Processed foods will play an important role in helping consumers meet new recommendations for essential fatty acids without increasing energy intake, says Unilever Nutrition VP.
Current recommendations on essential fatty acid intake vary between counties and populations, but are around 4% of energy for linoleic acid (omega-6) and 0.25% for alpha linolenic acid (omega-3).
Gert Meijer, vice president of Unilever Nutrition, told FoodNavigator.com that recent scientific consensus on the role essential fatty acids is shifting from disease prevention to optimal development. With new FAO/WHO recommendations based on the most recent scientific consensus in the works, he believes recommendations could go up to 10% of energy for linoleic and 2% for alpha linolenic acid.
Moreover, recommendations are expected to be set for docosahexaenoic acid (DHA, an omega-3) as it is now considered an essential fatty acid, which was not the case before.
Meijer said it is very difficult to get the ideal nutrient levels from food sources, such as nuts and fish, without unbalancing the diet in other areas. For instance, eating enough nuts to meet new essential fatty acid recommendations would mean exceeding energy recommendations.
“While it is recommended to eat more essential fatty acids, it is not necessary to increase energy intake,” he said. Current efforts to curb obesity include attention to energy (calorie) intake.
In processed food products, Meijer identified two main strategies for increasing essential fatty acid levels without affecting energy. One is increasing essential fatty acids at the expense of refined carbohydrates, which increase coronary heart disease risk; the other, applicable in non-carb containing products like margarines, mayonnaise and dressings, is replacing saturated fatty acids or monounsaturated fatty acids.
Symposium on latest science
This week Unilever held its 9th annual nutrition symposium, which was attended by about 90 external experts, over 100 Unilever nutritionists based around the world, and around 100 Unilever employees with other functions, such as product development and marketing.
Meijer said the two-day event fosters interaction between internal and external experts and the people who devise food products. The discussions will feed into product development strategy, as for the last 30 years Unilever’s nutrition policy has involved continuously monitoring and acting on scientific developments.
“Nutrition is a developing science, those developments have consequences for all of our products’ compositions,” he said.
“We share our ideas with external experts, to see whether we are on target, and whether they endorse our conclusions. Do our conclusions reflect scientific conclusions worldwide?”
The first day of the event looked at recent reviews in the areas of pregnancy outcomes, cognitive function, cardiovascular health, immune health, and data on high essential fatty acid intake by children.

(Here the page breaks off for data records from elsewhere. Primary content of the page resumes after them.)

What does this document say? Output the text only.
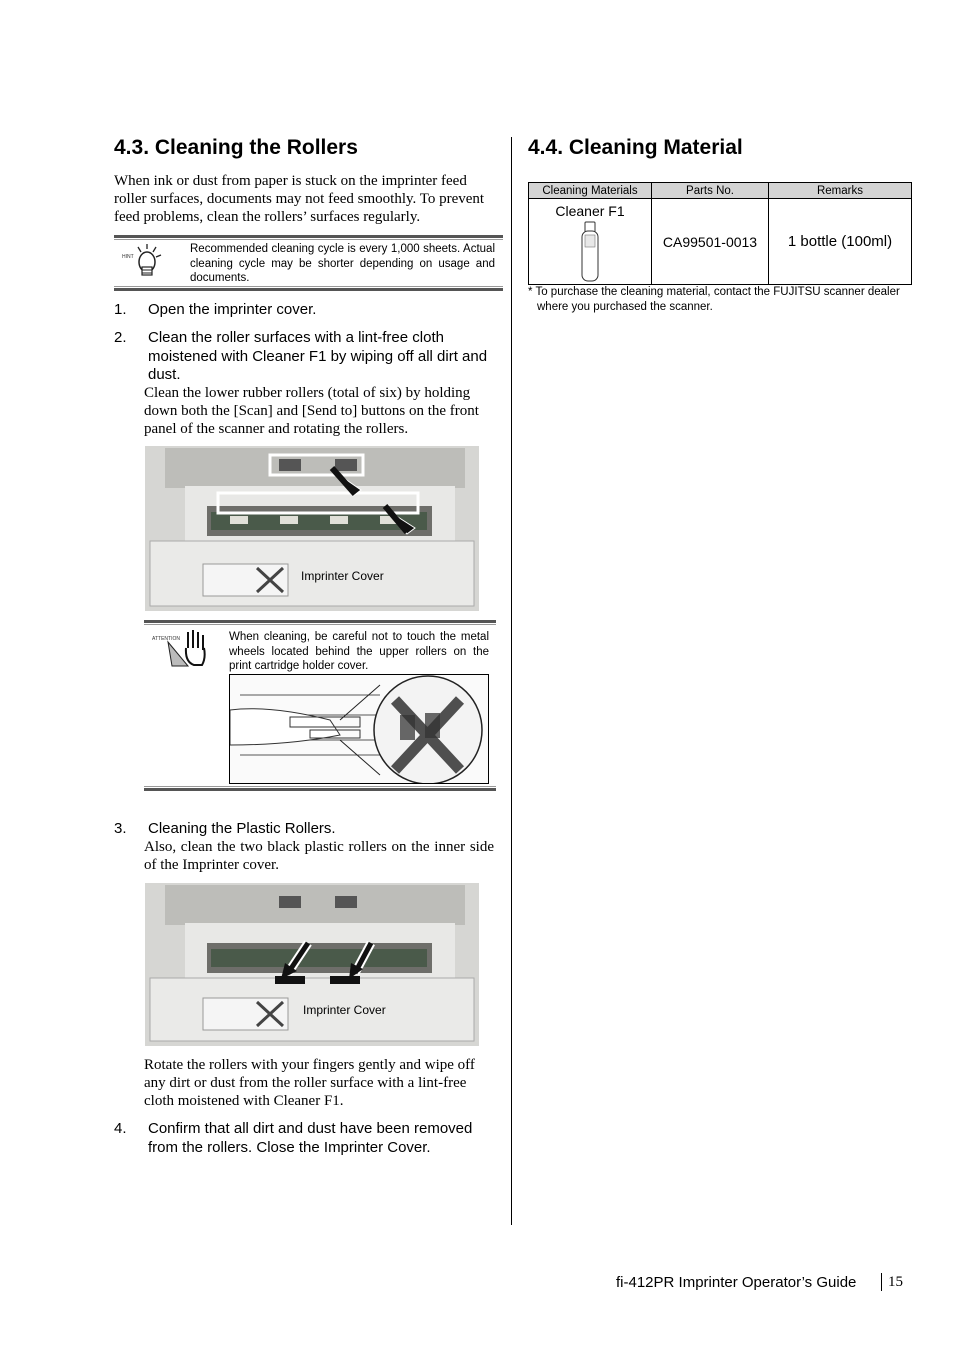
4.3. Cleaning the Rollers
When ink or dust from paper is stuck on the imprinter feed roller surfaces, documents may not feed smoothly. To prevent feed problems, clean the rollers’ surfaces regularly.
HINT
Recommended cleaning cycle is every 1,000 sheets. Actual cleaning cycle may be shorter depending on usage and documents.
1. Open the imprinter cover.
2. Clean the roller surfaces with a lint-free cloth moistened with Cleaner F1 by wiping off all dirt and dust.
Clean the lower rubber rollers (total of six) by holding down both the [Scan] and [Send to] buttons on the front panel of the scanner and rotating the rollers.
Imprinter Cover
ATTENTION	When cleaning, be careful not to touch the metal wheels located behind the upper rollers on the print cartridge holder cover.
3. Cleaning the Plastic Rollers.
Also, clean the two black plastic rollers on the inner side of the Imprinter cover.
Imprinter Cover
Rotate the rollers with your fingers gently and wipe off any dirt or dust from the roller surface with a lint-free cloth moistened with Cleaner F1.
4. Confirm that all dirt and dust have been removed from the rollers. Close the Imprinter Cover.
4.4. Cleaning Material
Cleaning Materials	Parts No.	Remarks

Cleaner F1	CA99501-0013	1 bottle (100ml)
* To purchase the cleaning material, contact the FUJITSU scanner dealer where you purchased the scanner.
fi-412PR Imprinter Operator’s Guide 15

In particular, evidence from the STRIP study in Finland (Special Turku coronary Risk factor Impact Project) is interesting because it might indicate that essential fatty acids intake in childhood is connected to reducing cardiovascular disease risk later in life. The STRIP study began over 20 years ago, and recent results indicate that blood lipid profiles look better in the group with higher essential fatty acid intakes. It is too early to draw conclusions on impact on cardiovascular disease, however, as the participants are still in their 20s.
Meijer said it is important to have a multi-channel, multi-tier approach to attaining optimal essential fatty acid intakes. Even when scientific consensus is reached “nothing will happen automatically”.
“Policy makers do not automatically transfer scientific conclusions into policy and it is not necessarily executed in the right way.”
Joint efforts are called for between the food industry, governments, NGOs and other stakeholders, in particular for increased awareness.
“Most consumers are interested in health, but their view of health does not necessarily match what a nutrition scientist considers to be healthy foods,” Meijer said. “It’s not the fault of consumers, but there is need for better communication and guidance.”
“We need to be crisp and clear in terms of messages. Claims are important but have to be easily understood.”